Metade dos torcedores proibidos de ir ao estádio não se apresenta à PM

Dezesseis torcedores receberam pena por recentes atos de vandalismo e deveriam se apresentar no Batalhão da Polícia de Eventos na hora do clássico

iG Minas Gerais | BÁRBARA FRANÇA |

Dos 16 torcedores do Cruzeiro e Atlético impedidos de frequentar estádios por seis meses, apenas 8 compareceram ao Batalhão da Polícia de Eventos (BPE) na tarde deste domingo (30), dia de decisão do Campeonato Mineiro, sendo cinco atleticanos e três cruzeirenses. Conforme o Major Giovanni Franco, os nomes dos faltantes serão repassados ao juiz responsável pelo caso, que então determinará a punição adequada.

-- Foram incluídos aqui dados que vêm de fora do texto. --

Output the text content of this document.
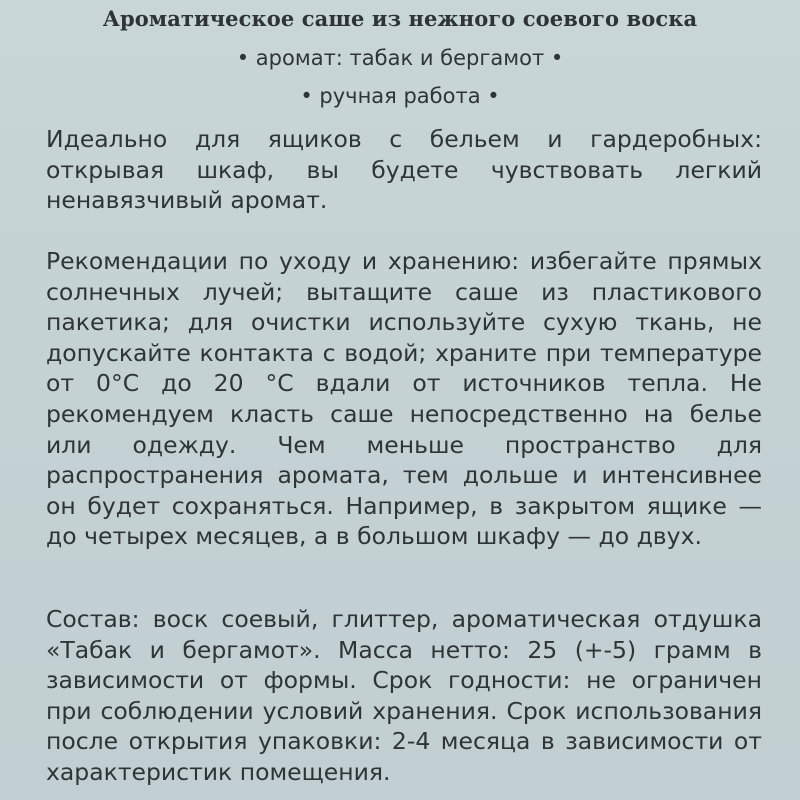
Ароматическое саше из нежного соевого воска
• аромат: табак и бергамот •
• ручная работа •

Идеально для ящиков с бельем и гардеробных: открывая шкаф, вы будете чувствовать легкий ненавязчивый аромат.

Рекомендации по уходу и хранению: избегайте прямых солнечных лучей; вытащите саше из пластикового пакетика; для очистки используйте сухую ткань, не допускайте контакта с водой; храните при температуре от 0°С до 20 °С вдали от источников тепла. Не рекомендуем класть саше непосредственно на белье или одежду. Чем меньше пространство для распространения аромата, тем дольше и интенсивнее он будет сохраняться. Например, в закрытом ящике — до четырех месяцев, а в большом шкафу — до двух.

Состав: воск соевый, глиттер, ароматическая отдушка «Табак и бергамот». Масса нетто: 25 (+-5) грамм в зависимости от формы. Срок годности: не ограничен при соблюдении условий хранения. Срок использования после открытия упаковки: 2-4 месяца в зависимости от характеристик помещения.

Os punidos, em sua maioria com idade entre 18 e 21 anos, assistiram a uma palestra sobre educação no trânsito seguida de dinâmica com uma profissional sobre psicologia de multidões, além de outras atividades educativas e de cidadania.

A medida é uma resposta às ações de vandalismo praticadas pelas torcidas no dia 30 de março deste ano, quando aconteceram os jogos de volta válidos pela semifinal do campeonato.

Durante seis meses, os impedidos de irem a estádios devem comparecer ao batalhão duas horas antes até duas depois dos jogos de cada uma das equipes para assinar termo de presença, assistir as palestras e efetuar pequenos serviços de natureza educativa.

Para o Major, o tipo de punição adotada tem como objetivo mostrar que é possível torcer de forma pacífica. "Se os jovens levarem a sério o tempo deles aqui, poderão aproveitar muito do que passamos em suas vidas daqui para frente", comenta. 

O processo relata que os torcedores do time azul foram presos com barras de ferro, tacos de beisebol, cabos de enxada e porretes nas imediações do Mineirão. Eles utilizaram redes sociais para marcar confronto com torcidas rivais.

Os torcedores alvinegros, por sua vez, segundo apontou a apuração, jogavam cones da BHTrans em pessoas e veículos que passavam pelo local no dia da partida.

Em audiências distintas realizadas na última semana, 28 torcedores das duas equipes foram julgados, quando 12 dos 14 torcedores atleticanos aceitaram a transação penal proposta. Entre os cruzeirenses, quatro aceitaram, um não tinha envolvimento e nove recusaram a transação.

O Ministério Público de Minas Gerais (MPMG) denunciou esses nove e pediu o afastamento deles do estádio e a medida já foi aceita. A audiência de instrução e julgamento foi marcada para o dia 23 de maio.